I can't pretend not to be thoroughly enjoying all this — so much
so, in fact, that it may seem a little odd, if not downright disingenuous,
for me to be preaching about the virtues of setting off for the unknown.
Except that the unknown does keep coming, or we keep being nudged into
it. And in my experience, though the unknown certainly comes in
association with a physical move, it also comes in the process of day-to-day
living.
Recently a friend of mine was
reflecting on the phenomenon of change in her life. "I've
noticed," she wrote, "that my opinion on things changes as I get
older. My body has changed a lot. I've changed my job
and the place where I've lived. My children are growing up.
There are many changes I would like to make for myself. I have
habits I need to change — things to start doing, things to stop doing.
I feel I have a reached a point in my life where I have to take a long
look at my values. What's important? What's not important?
What am I going to do with the rest of my life?"
This friend of mine was writing
at mid-life. But the questions she raises are good ones for any number
of life stages — for any of those times when, like Abram, we are asked
to leave behind what is comfortable and familiar and set out into new
territory, trusting in God to show us the way. Whether at mid-life
or in young adulthood or in our later years, it seems that God is often
calling to you and me just as God called to Abram: "Go forth from
what is familiar, from what is comfortable, from what is tried and true.

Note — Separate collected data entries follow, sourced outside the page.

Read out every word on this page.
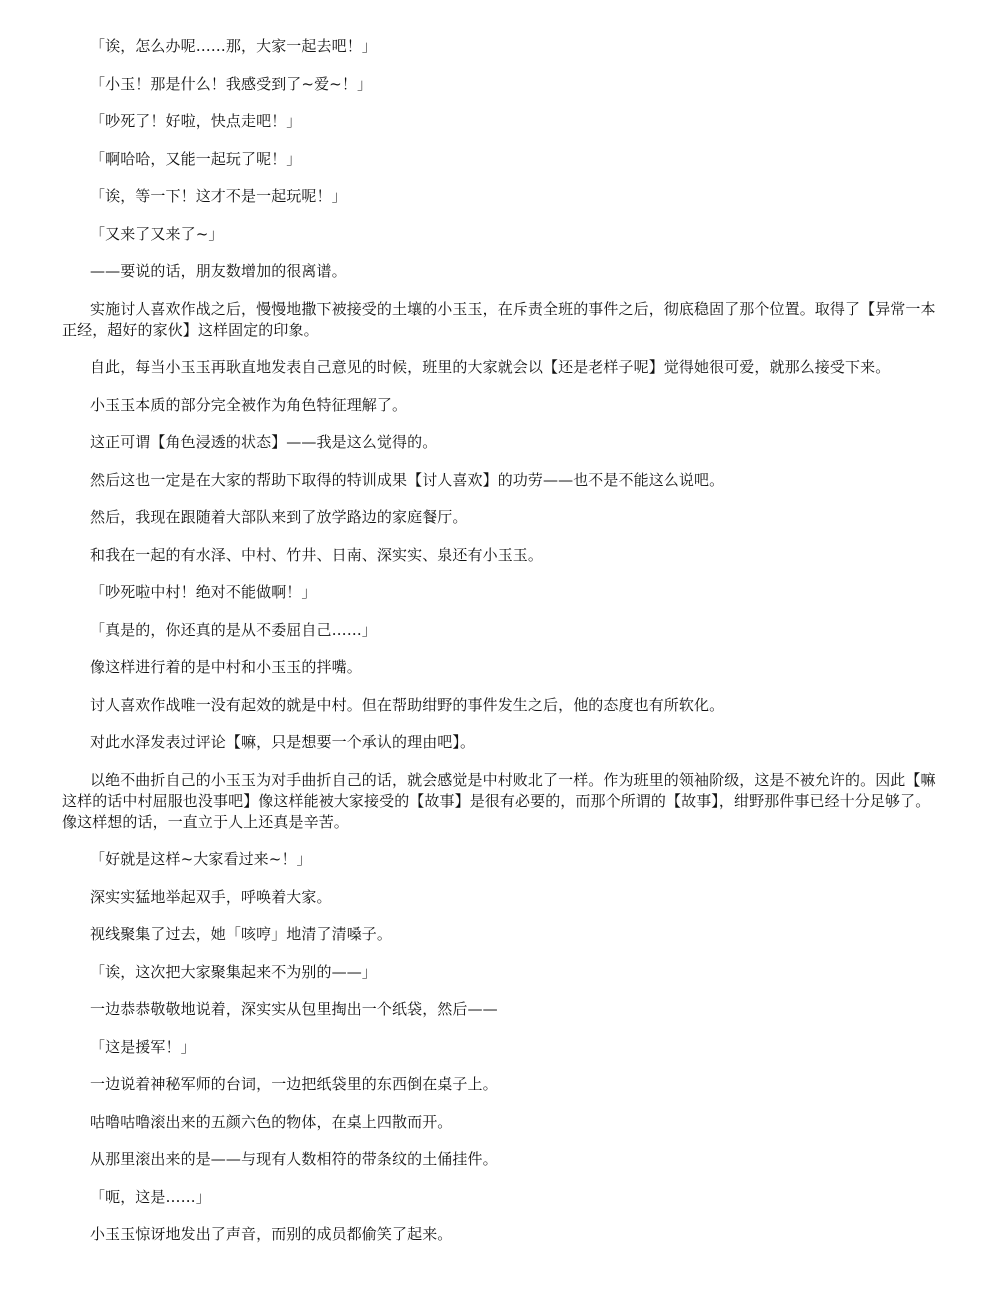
「诶，怎么办呢……那，大家一起去吧！」

「小玉！那是什么！我感受到了~爱~！」

「吵死了！好啦，快点走吧！」

「啊哈哈，又能一起玩了呢！」

「诶，等一下！这才不是一起玩呢！」

「又来了又来了~」

——要说的话，朋友数增加的很离谱。

实施讨人喜欢作战之后，慢慢地撒下被接受的土壤的小玉玉，在斥责全班的事件之后，彻底稳固了那个位置。取得了【异常一本正经，超好的家伙】这样固定的印象。

自此，每当小玉玉再耿直地发表自己意见的时候，班里的大家就会以【还是老样子呢】觉得她很可爱，就那么接受下来。

小玉玉本质的部分完全被作为角色特征理解了。

这正可谓【角色浸透的状态】——我是这么觉得的。

然后这也一定是在大家的帮助下取得的特训成果【讨人喜欢】的功劳——也不是不能这么说吧。

然后，我现在跟随着大部队来到了放学路边的家庭餐厅。

和我在一起的有水泽、中村、竹井、日南、深实实、泉还有小玉玉。

「吵死啦中村！绝对不能做啊！」

「真是的，你还真的是从不委屈自己……」

像这样进行着的是中村和小玉玉的拌嘴。

讨人喜欢作战唯一没有起效的就是中村。但在帮助绀野的事件发生之后，他的态度也有所软化。

对此水泽发表过评论【嘛，只是想要一个承认的理由吧】。

以绝不曲折自己的小玉玉为对手曲折自己的话，就会感觉是中村败北了一样。作为班里的领袖阶级，这是不被允许的。因此【嘛这样的话中村屈服也没事吧】像这样能被大家接受的【故事】是很有必要的，而那个所谓的【故事】，绀野那件事已经十分足够了。像这样想的话，一直立于人上还真是辛苦。

「好就是这样~大家看过来~！」

深实实猛地举起双手，呼唤着大家。

视线聚集了过去，她「咳哼」地清了清嗓子。

「诶，这次把大家聚集起来不为别的——」

一边恭恭敬敬地说着，深实实从包里掏出一个纸袋，然后——

「这是援军！」

一边说着神秘军师的台词，一边把纸袋里的东西倒在桌子上。

咕噜咕噜滚出来的五颜六色的物体，在桌上四散而开。

从那里滚出来的是——与现有人数相符的带条纹的土俑挂件。

「呃，这是……」

小玉玉惊讶地发出了声音，而别的成员都偷笑了起来。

Go forth into the new territory that I will show you."
It can be disquieting to hear
this call upon our lives. Think of how hard it is to be asked,
say, to sit in a different pew on a Sunday morning, or to change some
aspect of your appearance. How much harder it is to leave other,
deeper things behind: relationships, even those that are no longer life
giving; a certain way of looking at the world; the judgments we form
of others. The hardest of all may be to leave behind certain well-engrained
habits of heart and mind. One Christian thinker, Daniel Clendenin,
is naming a deep truth, I believe, when he writes that "our ultimate
journey is to move from a self-regarding heart curved in on itself to
an other-regarding openness to the love of God, a love for others, and
a love for all [God's] world" (www.journeywithjesus.net, essay posted
2-11-08).
And still we are called forth. During Lent especially, we are called forth on a pilgrimage leading toward a cross and an empty tomb and a deeper sense of our identity as human beings made in the image and likeness of God. Our Lenten pilgrimage is an emblem of our lifelong journey of life and faith. The journey will not always be a smooth one; in fact we can almost count on rough patches and wrong turns and what may seem like dead ends. And yet, like Abram's, it is a journey of blessings: "I will bless you so that you will be a blessing." Listen for those blessings ringing in your ears as you journey on your way. And lean as if on a sturdy walking stick on the psalmist's assurance that our God will not let you stumble, that the Holy One who keeps you will not slumber nor sleep, that the Lord is your keeper, your shade at your right hand, the One who will keep your going out and your coming in from this time forth and forevermore. Amen.